Прежде всего, вы не можете оценить кривизну (calculateAngle()
вычисляет изменение угла, то есть кривизну) на таких коротких расстояниях, потому что вы измеряете шум и эффекты сетки. Используйте больший участок кривой для измерения кривизны. Во-вторых, np.column_stack(np.where(binary > 0))
не отображает пиксели в том порядке, в котором они расположены на линии, и поэтому не позволяет измерить кривизну вдоль линии. Вам нужно «пройти по линии», начать с первой точки, найти ее соседа и т. д. cv.findContours()
может быть началом.
идти по линии, чтобы оценить кривизну? да, это будет шумно, когда вы приближаетесь к шагам размером в пиксель. в другом вопросе я прототипировал кое-что из этого. комментарий содержит изображение: stackoverflow.com/questions/78653196/…
Попробуйте функцию convexityDefects. Возможно, в большинстве случаев этого будет достаточно.
import math
import cv2 as cv
import numpy as np
import matplotlib.pyplot as plt
orig_im = cv.imread("/home/ophir/temp/stackoverflow2.png",cv.IMREAD_GRAYSCALE)
# use Hough Transform to get lots of straight lines
lines = cv.HoughLines(orig_im, 1, np.pi/180, 30);
im = cv.cvtColor(orig_im, cv.COLOR_GRAY2BGR)
im2 = im.copy()
im3 = im.copy()
plt.figure()
plt.imshow(im)
# draw all straight lines on image
rho_vals = []
theta_vals = []
for line in lines:
for rho,theta in line:
rho_vals.append(rho)
theta_vals.append(theta)
a = np.cos(theta)
b = np.sin(theta)
x0 = a*rho
y0 = b*rho
x1 = int(x0 + 1000*(-b))
y1 = int(y0 + 1000*(a))
x2 = int(x0 - 1000*(-b))
y2 = int(y0 - 1000*(a))
cv.line(im2,(x1,y1),(x2,y2),(0,0,255),2)
rho_vals = np.array(rho_vals)
rho_vals = np.expand_dims(rho_vals, axis=0)
theta_vals = np.array(theta_vals)
theta_vals = np.expand_dims(theta_vals, axis=0)
Z = np.vstack((rho_vals,theta_vals)).T
Z = np.float32(Z)
# use K-means to cluster all straight lines to groups
# I don't know how many groups, so I check several K's
criteria = (cv.TERM_CRITERIA_EPS + cv.TERM_CRITERIA_MAX_ITER, 10, 1.0)
compactness = []
for i in range(2, 9):
ret,label,center=cv.kmeans(Z,i + 1,None,criteria,10,cv.KMEANS_RANDOM_CENTERS)
compactness.append(ret)
compactness = np.array(compactness)
# choose the right k, where the compactness isn't getting any better
derivative = compactness[1:] - compactness[:-1]
amax = np.argmax(derivative > -800) + 2
# do K-means again, this time with the right K
ret,label,center=cv.kmeans(Z, amax,None,criteria,10,cv.KMEANS_RANDOM_CENTERS)

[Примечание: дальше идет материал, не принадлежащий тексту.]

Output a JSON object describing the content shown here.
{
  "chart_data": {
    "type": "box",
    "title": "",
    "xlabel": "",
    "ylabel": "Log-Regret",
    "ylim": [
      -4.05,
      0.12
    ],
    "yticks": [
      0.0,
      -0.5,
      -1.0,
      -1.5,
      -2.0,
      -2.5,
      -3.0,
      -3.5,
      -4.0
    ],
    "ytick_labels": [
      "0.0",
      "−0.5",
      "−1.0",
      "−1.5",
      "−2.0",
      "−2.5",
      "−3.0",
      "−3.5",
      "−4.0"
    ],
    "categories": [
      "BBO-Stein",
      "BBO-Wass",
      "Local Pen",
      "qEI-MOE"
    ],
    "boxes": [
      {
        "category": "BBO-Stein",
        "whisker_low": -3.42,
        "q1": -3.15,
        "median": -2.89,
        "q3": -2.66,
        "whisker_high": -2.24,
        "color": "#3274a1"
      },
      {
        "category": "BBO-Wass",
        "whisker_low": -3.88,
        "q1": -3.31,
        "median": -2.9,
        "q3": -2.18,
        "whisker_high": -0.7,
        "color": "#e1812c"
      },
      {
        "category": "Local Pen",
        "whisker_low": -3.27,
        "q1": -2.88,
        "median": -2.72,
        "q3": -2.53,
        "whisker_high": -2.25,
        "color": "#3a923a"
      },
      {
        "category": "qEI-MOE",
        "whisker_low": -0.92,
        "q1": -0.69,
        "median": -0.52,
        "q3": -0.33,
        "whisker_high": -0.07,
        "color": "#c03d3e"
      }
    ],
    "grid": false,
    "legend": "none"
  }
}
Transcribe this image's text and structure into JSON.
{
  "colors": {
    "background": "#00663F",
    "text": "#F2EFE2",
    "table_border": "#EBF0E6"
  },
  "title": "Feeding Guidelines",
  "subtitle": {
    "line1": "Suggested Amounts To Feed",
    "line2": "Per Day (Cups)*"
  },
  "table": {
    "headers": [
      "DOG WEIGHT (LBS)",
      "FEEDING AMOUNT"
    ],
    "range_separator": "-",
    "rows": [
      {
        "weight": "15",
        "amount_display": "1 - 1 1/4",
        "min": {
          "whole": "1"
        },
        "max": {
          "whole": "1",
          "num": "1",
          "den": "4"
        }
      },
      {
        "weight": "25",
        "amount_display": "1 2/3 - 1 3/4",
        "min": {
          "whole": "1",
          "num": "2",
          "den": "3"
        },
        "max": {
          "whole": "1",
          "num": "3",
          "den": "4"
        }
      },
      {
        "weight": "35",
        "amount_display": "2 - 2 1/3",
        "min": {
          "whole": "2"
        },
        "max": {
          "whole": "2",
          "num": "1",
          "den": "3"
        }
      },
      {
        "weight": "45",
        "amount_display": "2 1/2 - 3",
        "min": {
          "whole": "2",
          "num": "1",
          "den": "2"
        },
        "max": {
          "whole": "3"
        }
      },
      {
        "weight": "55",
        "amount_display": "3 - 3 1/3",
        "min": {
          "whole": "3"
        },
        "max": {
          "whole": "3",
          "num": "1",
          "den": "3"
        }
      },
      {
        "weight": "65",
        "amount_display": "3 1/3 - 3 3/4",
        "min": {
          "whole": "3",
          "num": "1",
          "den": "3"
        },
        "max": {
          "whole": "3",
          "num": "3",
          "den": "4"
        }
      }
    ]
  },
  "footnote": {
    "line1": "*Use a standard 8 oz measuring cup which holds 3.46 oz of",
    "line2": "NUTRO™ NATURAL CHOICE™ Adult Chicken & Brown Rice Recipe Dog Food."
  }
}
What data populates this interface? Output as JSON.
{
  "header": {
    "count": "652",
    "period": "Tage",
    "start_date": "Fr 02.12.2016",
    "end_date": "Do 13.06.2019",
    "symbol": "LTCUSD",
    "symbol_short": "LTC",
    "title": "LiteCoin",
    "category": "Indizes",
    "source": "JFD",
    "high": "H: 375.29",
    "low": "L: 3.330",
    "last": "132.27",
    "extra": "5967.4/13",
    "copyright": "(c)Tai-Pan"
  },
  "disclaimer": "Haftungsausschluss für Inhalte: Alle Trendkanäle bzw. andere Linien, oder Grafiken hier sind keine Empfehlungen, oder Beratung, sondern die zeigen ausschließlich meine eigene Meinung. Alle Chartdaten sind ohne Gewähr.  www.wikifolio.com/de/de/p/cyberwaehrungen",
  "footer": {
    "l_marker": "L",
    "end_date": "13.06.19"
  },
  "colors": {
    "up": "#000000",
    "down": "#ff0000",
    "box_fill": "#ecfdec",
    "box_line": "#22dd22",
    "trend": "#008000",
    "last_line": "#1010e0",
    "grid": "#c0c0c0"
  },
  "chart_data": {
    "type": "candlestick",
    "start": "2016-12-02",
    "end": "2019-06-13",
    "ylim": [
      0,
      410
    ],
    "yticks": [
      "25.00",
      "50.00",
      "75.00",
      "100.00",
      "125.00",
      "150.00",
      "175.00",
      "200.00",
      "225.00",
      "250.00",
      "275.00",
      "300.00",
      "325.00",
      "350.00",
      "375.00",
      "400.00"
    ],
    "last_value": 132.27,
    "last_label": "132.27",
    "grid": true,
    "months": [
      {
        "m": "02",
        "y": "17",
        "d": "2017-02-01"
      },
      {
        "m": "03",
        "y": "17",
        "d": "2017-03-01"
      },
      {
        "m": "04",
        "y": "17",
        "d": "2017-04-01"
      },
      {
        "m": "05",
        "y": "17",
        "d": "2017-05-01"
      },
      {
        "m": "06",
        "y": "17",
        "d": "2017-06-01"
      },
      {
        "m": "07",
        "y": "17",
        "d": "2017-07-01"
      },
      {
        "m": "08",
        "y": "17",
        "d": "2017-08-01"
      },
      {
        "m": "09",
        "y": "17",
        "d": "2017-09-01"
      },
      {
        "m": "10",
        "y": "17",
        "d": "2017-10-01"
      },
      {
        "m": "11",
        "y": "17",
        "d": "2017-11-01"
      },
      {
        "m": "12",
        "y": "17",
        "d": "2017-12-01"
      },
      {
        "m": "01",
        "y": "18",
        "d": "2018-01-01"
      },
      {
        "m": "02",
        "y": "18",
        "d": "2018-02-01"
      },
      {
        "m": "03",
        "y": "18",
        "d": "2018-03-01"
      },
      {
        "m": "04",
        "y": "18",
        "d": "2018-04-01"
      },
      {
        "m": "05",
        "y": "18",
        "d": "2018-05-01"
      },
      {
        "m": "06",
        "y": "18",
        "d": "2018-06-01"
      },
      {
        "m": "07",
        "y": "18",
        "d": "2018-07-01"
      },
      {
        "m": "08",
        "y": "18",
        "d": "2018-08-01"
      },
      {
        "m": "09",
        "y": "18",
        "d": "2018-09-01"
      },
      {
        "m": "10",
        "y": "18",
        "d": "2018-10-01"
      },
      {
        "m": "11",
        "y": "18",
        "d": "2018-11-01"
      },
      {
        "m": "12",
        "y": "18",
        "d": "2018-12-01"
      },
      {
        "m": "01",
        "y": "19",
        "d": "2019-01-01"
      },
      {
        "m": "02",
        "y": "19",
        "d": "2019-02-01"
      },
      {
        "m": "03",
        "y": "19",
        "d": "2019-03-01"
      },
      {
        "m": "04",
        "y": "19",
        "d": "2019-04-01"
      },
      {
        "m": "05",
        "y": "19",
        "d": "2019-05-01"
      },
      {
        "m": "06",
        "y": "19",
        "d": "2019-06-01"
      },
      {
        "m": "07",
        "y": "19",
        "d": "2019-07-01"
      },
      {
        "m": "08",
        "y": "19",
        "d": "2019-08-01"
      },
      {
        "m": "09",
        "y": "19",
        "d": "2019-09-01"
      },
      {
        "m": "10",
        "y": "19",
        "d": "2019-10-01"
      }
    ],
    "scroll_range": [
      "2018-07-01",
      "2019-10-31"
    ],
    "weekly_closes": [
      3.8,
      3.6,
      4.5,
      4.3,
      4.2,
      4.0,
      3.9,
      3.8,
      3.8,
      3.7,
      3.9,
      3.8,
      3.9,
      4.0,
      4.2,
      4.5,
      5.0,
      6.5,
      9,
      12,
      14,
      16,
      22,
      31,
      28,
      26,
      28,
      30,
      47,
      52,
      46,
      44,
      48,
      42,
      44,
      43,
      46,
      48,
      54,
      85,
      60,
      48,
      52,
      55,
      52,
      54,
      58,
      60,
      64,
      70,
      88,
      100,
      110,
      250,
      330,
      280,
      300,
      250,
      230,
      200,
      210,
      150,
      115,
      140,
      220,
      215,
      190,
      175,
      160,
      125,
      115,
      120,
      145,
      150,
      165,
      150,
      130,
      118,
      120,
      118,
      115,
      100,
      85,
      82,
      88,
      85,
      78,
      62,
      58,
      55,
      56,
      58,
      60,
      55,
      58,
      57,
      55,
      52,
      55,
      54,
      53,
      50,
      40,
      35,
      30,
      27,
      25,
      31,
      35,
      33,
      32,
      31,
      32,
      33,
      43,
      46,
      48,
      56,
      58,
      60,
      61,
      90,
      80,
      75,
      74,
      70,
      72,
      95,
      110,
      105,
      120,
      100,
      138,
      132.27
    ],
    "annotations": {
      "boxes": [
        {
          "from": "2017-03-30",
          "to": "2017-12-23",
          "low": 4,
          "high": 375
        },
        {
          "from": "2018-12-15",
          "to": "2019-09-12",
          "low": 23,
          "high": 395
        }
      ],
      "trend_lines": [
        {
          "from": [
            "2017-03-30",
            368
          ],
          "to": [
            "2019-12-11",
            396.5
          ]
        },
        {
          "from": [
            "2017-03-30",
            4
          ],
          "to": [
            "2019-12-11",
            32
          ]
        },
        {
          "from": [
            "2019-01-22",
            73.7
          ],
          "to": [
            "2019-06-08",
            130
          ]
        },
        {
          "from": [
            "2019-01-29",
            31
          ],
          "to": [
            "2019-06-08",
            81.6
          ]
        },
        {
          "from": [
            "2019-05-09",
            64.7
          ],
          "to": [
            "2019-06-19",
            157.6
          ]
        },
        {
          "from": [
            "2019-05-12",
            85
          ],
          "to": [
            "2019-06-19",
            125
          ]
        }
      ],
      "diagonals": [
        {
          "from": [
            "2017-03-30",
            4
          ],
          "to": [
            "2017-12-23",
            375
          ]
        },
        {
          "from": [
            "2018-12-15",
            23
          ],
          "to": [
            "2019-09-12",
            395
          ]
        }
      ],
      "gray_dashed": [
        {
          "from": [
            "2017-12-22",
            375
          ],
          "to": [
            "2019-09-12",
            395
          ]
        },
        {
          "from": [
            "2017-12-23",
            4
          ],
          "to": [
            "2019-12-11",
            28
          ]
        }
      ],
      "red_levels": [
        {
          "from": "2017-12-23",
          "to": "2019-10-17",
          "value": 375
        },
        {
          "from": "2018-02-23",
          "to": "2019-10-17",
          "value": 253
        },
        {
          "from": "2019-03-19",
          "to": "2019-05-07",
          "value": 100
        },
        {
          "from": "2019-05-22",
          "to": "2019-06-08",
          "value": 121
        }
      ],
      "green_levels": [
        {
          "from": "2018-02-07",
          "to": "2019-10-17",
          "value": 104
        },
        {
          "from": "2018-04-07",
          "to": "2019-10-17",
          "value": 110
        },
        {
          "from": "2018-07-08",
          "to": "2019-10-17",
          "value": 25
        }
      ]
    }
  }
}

# draw the centers of thr clusters on the lines parameters graph
lines = []
for rho, theta in center:
a = np.cos(theta)
b = np.sin(theta)
x0 = a*rho
y0 = b*rho
x1 = int(x0 + 1000*(-b))
y1 = int(y0 + 1000*(a))
x2 = int(x0 - 1000*(-b))
y2 = int(y0 - 1000*(a))
lines.append((x1,y1,x2,y2))
cv.line(im3,(x1,y1),(x2,y2),(0,0,255),2)
# cluster the pixels in the original image by the minimum distance to a line
pixels = cv.findNonZero(orig_im)
labels = []
for pixel in pixels:
x0, y0 = pixel[0]
distances = []
for line in lines:
x1, y1, x2, y2 = line
# https://en.wikipedia.org/wiki/Distance_from_a_point_to_a_line
dist = abs((y2 - y1) * x0 - (x2 - x1) * y0 + x2 * y1 - y2 * x1) / math.sqrt((y2 - y1)**2 + (x2 - x1)**2)
distances.append(dist)
labels.append(np.argmin(np.array(distances)))
im4 = np.zeros(im2.shape)
colors = [[0, 0, 255], [0, 255, 0], [255, 0, 0], [255, 255, 0], [255, 0, 255], [0, 255, 255]]
# assign different color to each pixel by the label of the clustering
for pixel, label in zip(pixels, labels):
x, y = pixel[0]
color = colors[label]
im4[y,x, 0] = color[0]
im4[y,x, 1] = color[1]
im4[y,x, 2] = color[2]
plt.figure()
plt.plot(list(range(2,9)), compactness)
plt.scatter(amax, compactness[amax - 2], c = 'r')
plt.ylabel("compactness")
plt.xlabel("K")
plt.title("K-means compactness")
plt.figure()
plt.imshow(im2)
plt.figure()
plt.imshow(im3)
plt.figure()
plt.imshow(im4)
plt.figure()
plt.scatter(rho_vals, theta_vals)
plt.scatter(center[:,0],center[:,1],s = 80,c = 'y', marker = 's')
plt.xlabel("rho")
plt.ylabel("theta")
plt.title("lines parameters")
plt.show()
Он не идеален, есть еще некоторые проблемы, но суть вы поняли.
предоставление неизмененного изображения может помочь в вашем деле (без красных точек). Подумайте о том, чтобы пойти статистическим путем. Здесь может пригодиться некоторая неконтролируемая кластеризация с двумя классами (горизонтальными или вертикальными линиями).